African Union (AU) commission chairman Alpha Oumar Konare (L) addresses a joint news conference with NATO Secretary General Jaap de Hoop Scheffer at the end of a meeting at the NATO headquarters in Brussels May 17, 2005. (Reuters) .

The AU’s Commission’s president Alpha Oumar Konare said at NATO headquarters Tuesday he was seeking logistical support but insisted that troops on the ground will be exclusively African.

"The African Union is in the lead," said NATO Secretary-General Jaap de Hoop Scheffer after meeting with Konare at alliance headquarters. "NATO will see what it can do in support."

The issue was expected to be discussed at Wednesday’s regular meeting of NATO ambassadors.

"NATO must decide very quickly," de Hoop Scheffer said, adding he had been invited to a May 26 meeting in Addis Ababa, Ethiopia, to discuss the crisis further.

De Hoop Scheffer insisted the alliance would not impose itself. "NATO does not want to be the policeman of the world," he said.

NATO officials have suggested alliance help could include transport, communications and planning for an expanded military mission.

France has been reticent about NATO involvement, saying the European Union is better placed to help.
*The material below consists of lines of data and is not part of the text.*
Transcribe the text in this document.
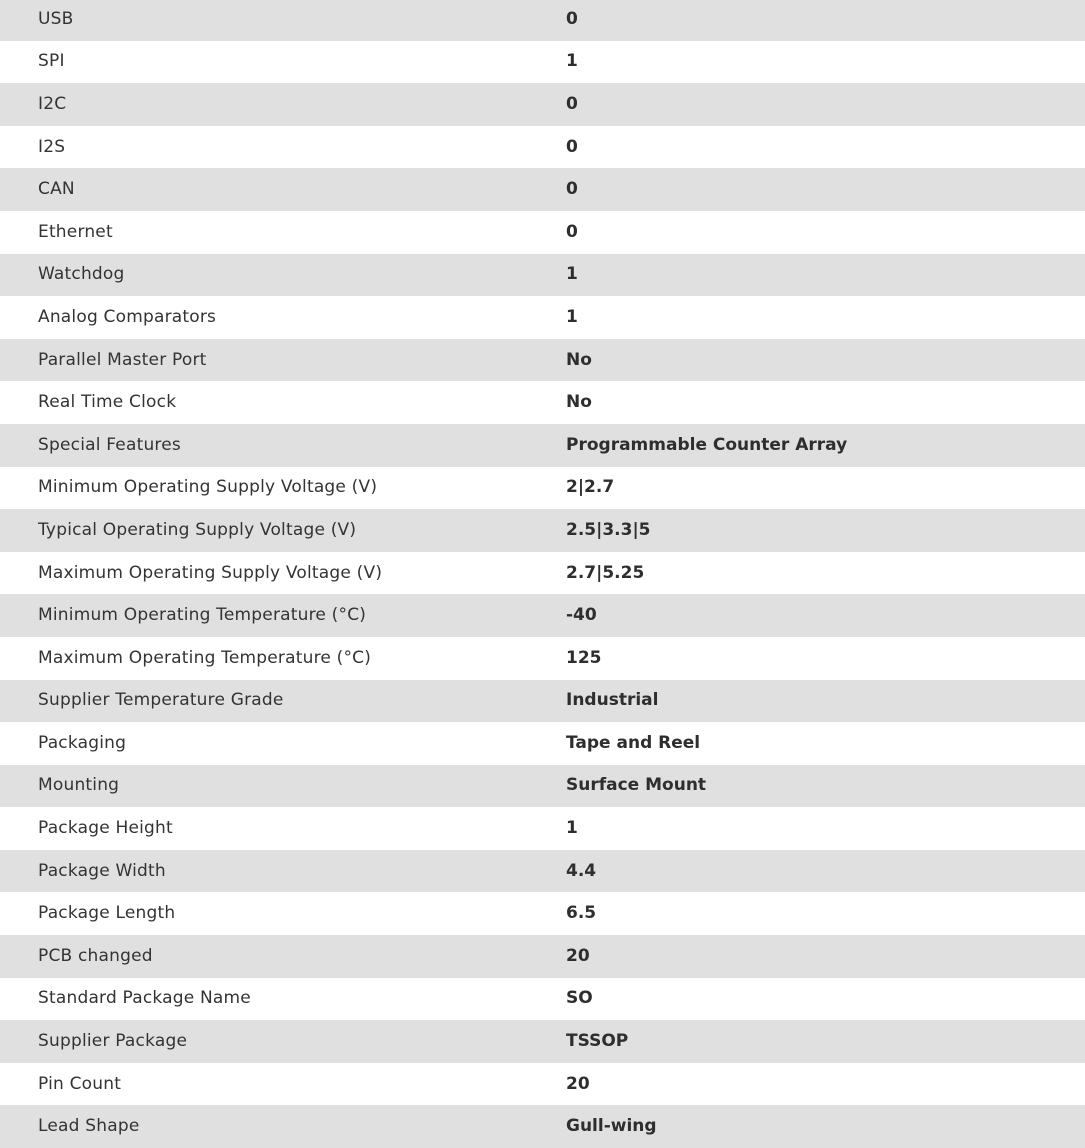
USB	0
SPI	1
I2C	0
I2S	0
CAN	0
Ethernet	0
Watchdog	1
Analog Comparators	1
Parallel Master Port	No
Real Time Clock	No
Special Features	Programmable Counter Array
Minimum Operating Supply Voltage (V)	2|2.7
Typical Operating Supply Voltage (V)	2.5|3.3|5
Maximum Operating Supply Voltage (V)	2.7|5.25
Minimum Operating Temperature (°C)	-40
Maximum Operating Temperature (°C)	125
Supplier Temperature Grade	Industrial
Packaging	Tape and Reel
Mounting	Surface Mount
Package Height	1
Package Width	4.4
Package Length	6.5
PCB changed	20
Standard Package Name	SO
Supplier Package	TSSOP
Pin Count	20
Lead Shape	Gull-wing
Paris is worried that NATO involvement in Africa could undermine France’s traditional influence on the continent.

The E.U. has sent military advisers to help the AU mission and is spending EUR92 million to cover almost half the costs of the operation.

The Darfur conflict erupted in February 2003 after rebels took up arms, complaining of discrimination by Sudan ’s Arab-dominated government. The government is accused of responding by backing a scorched-earth counterinsurgency by Arab militias.

War-induced hunger and disease has killed more than 180,000 people, according to U.N. estimates. At least 2 million have been made homeless by the conflict. No firm estimates of the number killed in fighting exists.